FranciscoAscue / Rgenomics

Genomics with R
https://franciscoascue.github.io/Rgenomics/
1 stars 0 forks source link

Rgenomics/modulo8.1 #6

Open utterances-bot opened 8 months ago

utterances-bot commented 8 months ago

Genomics web - Pipeline de Genómica en R

https://franciscoascue.github.io/Rgenomics/modulo8.1.html

FranciscoAscue commented 8 months ago

Para los que tengar error en Rbowtie2

En la terminal WSL ejecutar lo siguiente:

## moverse a referencia 
cd data/referencia

## Instalar bowtie2
sudo apt install bowtie2

## bowtie2-build 
bowtie2-build GCF_000085865.1_ASM8586v1_genomic.fna index/myco
FranciscoAscue commented 8 months ago
source("install.R", local = TRUE)

# Source scripts
library(R.utils) # Linux 

source("scripts/sratoolkit.R", local = TRUE)
source("scripts/listfastq.R", local = TRUE)
source("scripts/filtereads.R", local = TRUE) 
source("scripts/consensus.R", local = TRUE) 

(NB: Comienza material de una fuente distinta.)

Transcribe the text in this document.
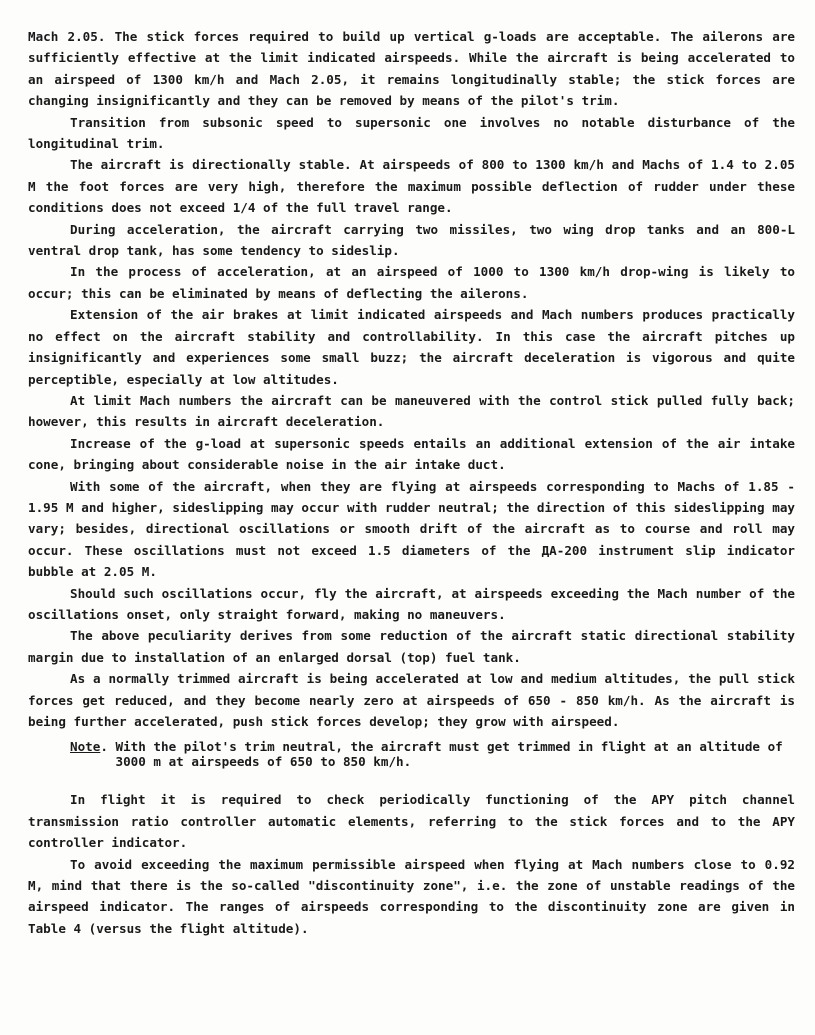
Mach 2.05. The stick forces required to build up vertical g-loads are acceptable. The ailerons are sufficiently effective at the limit indicated airspeeds. While the aircraft is being accelerated to an airspeed of 1300 km/h and Mach 2.05, it remains longitudinally stable; the stick forces are changing insignificantly and they can be removed by means of the pilot's trim.

Transition from subsonic speed to supersonic one involves no notable disturbance of the longitudinal trim.

The aircraft is directionally stable. At airspeeds of 800 to 1300 km/h and Machs of 1.4 to 2.05 M the foot forces are very high, therefore the maximum possible deflection of rudder under these conditions does not exceed 1/4 of the full travel range.

During acceleration, the aircraft carrying two missiles, two wing drop tanks and an 800-L ventral drop tank, has some tendency to sideslip.

In the process of acceleration, at an airspeed of 1000 to 1300 km/h drop-wing is likely to occur; this can be eliminated by means of deflecting the ailerons.

Extension of the air brakes at limit indicated airspeeds and Mach numbers produces practically no effect on the aircraft stability and controllability. In this case the aircraft pitches up insignificantly and experiences some small buzz; the aircraft deceleration is vigorous and quite perceptible, especially at low altitudes.

At limit Mach numbers the aircraft can be maneuvered with the control stick pulled fully back; however, this results in aircraft deceleration.

Increase of the g-load at supersonic speeds entails an additional extension of the air intake cone, bringing about considerable noise in the air intake duct.

With some of the aircraft, when they are flying at airspeeds corresponding to Machs of 1.85 - 1.95 M and higher, sideslipping may occur with rudder neutral; the direction of this sideslipping may vary; besides, directional oscillations or smooth drift of the aircraft as to course and roll may occur. These oscillations must not exceed 1.5 diameters of the ДА-200 instrument slip indicator bubble at 2.05 M.

Should such oscillations occur, fly the aircraft, at airspeeds exceeding the Mach number of the oscillations onset, only straight forward, making no maneuvers.

The above peculiarity derives from some reduction of the aircraft static directional stability margin due to installation of an enlarged dorsal (top) fuel tank.

As a normally trimmed aircraft is being accelerated at low and medium altitudes, the pull stick forces get reduced, and they become nearly zero at airspeeds of 650 - 850 km/h. As the aircraft is being further accelerated, push stick forces develop; they grow with airspeed.

Note . With the pilot's trim neutral, the aircraft must get trimmed in flight at an altitude of 3000 m at airspeeds of 650 to 850 km/h.

In flight it is required to check periodically functioning of the APY pitch channel transmission ratio controller automatic elements, referring to the stick forces and to the APY controller indicator.

To avoid exceeding the maximum permissible airspeed when flying at Mach numbers close to 0.92 M, mind that there is the so-called "discontinuity zone", i.e. the zone of unstable readings of the airspeed indicator. The ranges of airspeeds corresponding to the discontinuity zone are given in Table 4 (versus the flight altitude).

############### Download genomes from NCBI ###############
##########################################################

url <- fromJSON(file = "data/reference/ref.json")
filename <- "GCF_000085865.1_ASM8586v1_genomic.fna.gz"
download_genome(url$urlref,filename, "data/reference/")

############### Download files from SRA - NCBI ###############
##############################################################

download_sra_files(id = "SRR15616380")
download_sra_files(id = "SRR15616379")

############### Quality of fastq ###############
################################################

lecturas <- list_fastq(pattern = c("SRR15616379_1.fastq","SRR15616379_2.fastq"))
plotQualityProfile(c(lecturas$lf,lecturas$lr))

## Adicional

library(fastqcr)
fastqc(fq.dir = "data/rawdata/", # Directorio de archivos FASTQ
       qc.dir = "results/", # Directorio de resultados
       threads = 4,
       fastqc.path = "FastQC/fastqc"
)

qc.dir = "results/"
qc_report(qc.dir, result.file = "results/multiqc/",
          experiment = "Mycoplasma")

############### Filter reads from fastq files ###############
#############################################################

log_filter <- filter_reads(name = lecturas$name, lf = lecturas$lf, 
             lr = lecturas$lr, trunc = 250)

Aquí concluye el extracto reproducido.